Chinese President Xi Jingping announced a restructure of China’s People’s Liberation Army (PLA) on Wednesday.  According to Chinese state media outlets, the shift is intended to transform the PLA into a leaner fighting force and improve its joint operations capabilities.

The new structure will condense China’s military into 84 units and place more emphasis on establishing new military capabilities, including branching further into cyberspace, electronic, and information warfare.

“This has profound and significant meaning in building a world-class military,” Xi told commanders of the new units at the PLA headquarters in Beijing.

This shift in structure for China’s military will consolidate command under officials holding major-general or rear-admiral titles and the personnel in the 84 units will likely be restructured from those who remain after China completes its planned reduction of forces as laid out by President Xi in 2015.

It also calls for the establishment of a joint operations command by 2020 and for streamlining troop numbers in military occupations that don’t involve direct combat operations.

This dramatic shift isn’t the beginning of China’s military restructuring, but rather the next step in a process that began last year with seven military commands being consolidated to five and with the four military departments (staff, politics, logistics and armaments) completely reorganized into 15 state agencies.  The 84 units this next step produces will then fall under those 15 agencies once established.
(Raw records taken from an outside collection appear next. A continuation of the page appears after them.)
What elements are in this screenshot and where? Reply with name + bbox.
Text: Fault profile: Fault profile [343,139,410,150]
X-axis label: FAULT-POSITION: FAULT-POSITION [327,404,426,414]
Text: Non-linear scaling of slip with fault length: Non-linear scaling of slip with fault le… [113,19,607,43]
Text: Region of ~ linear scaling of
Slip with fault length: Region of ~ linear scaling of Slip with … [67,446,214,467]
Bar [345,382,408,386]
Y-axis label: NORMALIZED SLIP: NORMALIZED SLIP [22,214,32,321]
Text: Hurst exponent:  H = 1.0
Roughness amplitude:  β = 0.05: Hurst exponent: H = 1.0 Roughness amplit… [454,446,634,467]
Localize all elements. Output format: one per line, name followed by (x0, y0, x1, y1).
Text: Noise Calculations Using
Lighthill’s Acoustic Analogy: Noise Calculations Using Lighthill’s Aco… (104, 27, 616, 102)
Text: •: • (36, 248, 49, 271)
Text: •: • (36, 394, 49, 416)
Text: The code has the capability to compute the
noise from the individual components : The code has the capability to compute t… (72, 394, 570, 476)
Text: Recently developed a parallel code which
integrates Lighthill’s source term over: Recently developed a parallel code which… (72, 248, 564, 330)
“Since military reforms started it has been one step at a time,” Retired PLA Major-General Xu Guangyu, a senior researcher at the Beijing-based China Arms Control and Disarmament Association said. “The high-level framework is now in place, now this is the second phase targeting the entire mid-ranking levels of the military.”

Despite consolidating both forces and command structure, China has been rapidly expanding its military’s technological capabilities and developing modern hardware intended in large part to aid in bolstering their military presence in the South China Sea, where the nation has claimed sovereignty over the vast majority of the heavily traversed and valuable waterway.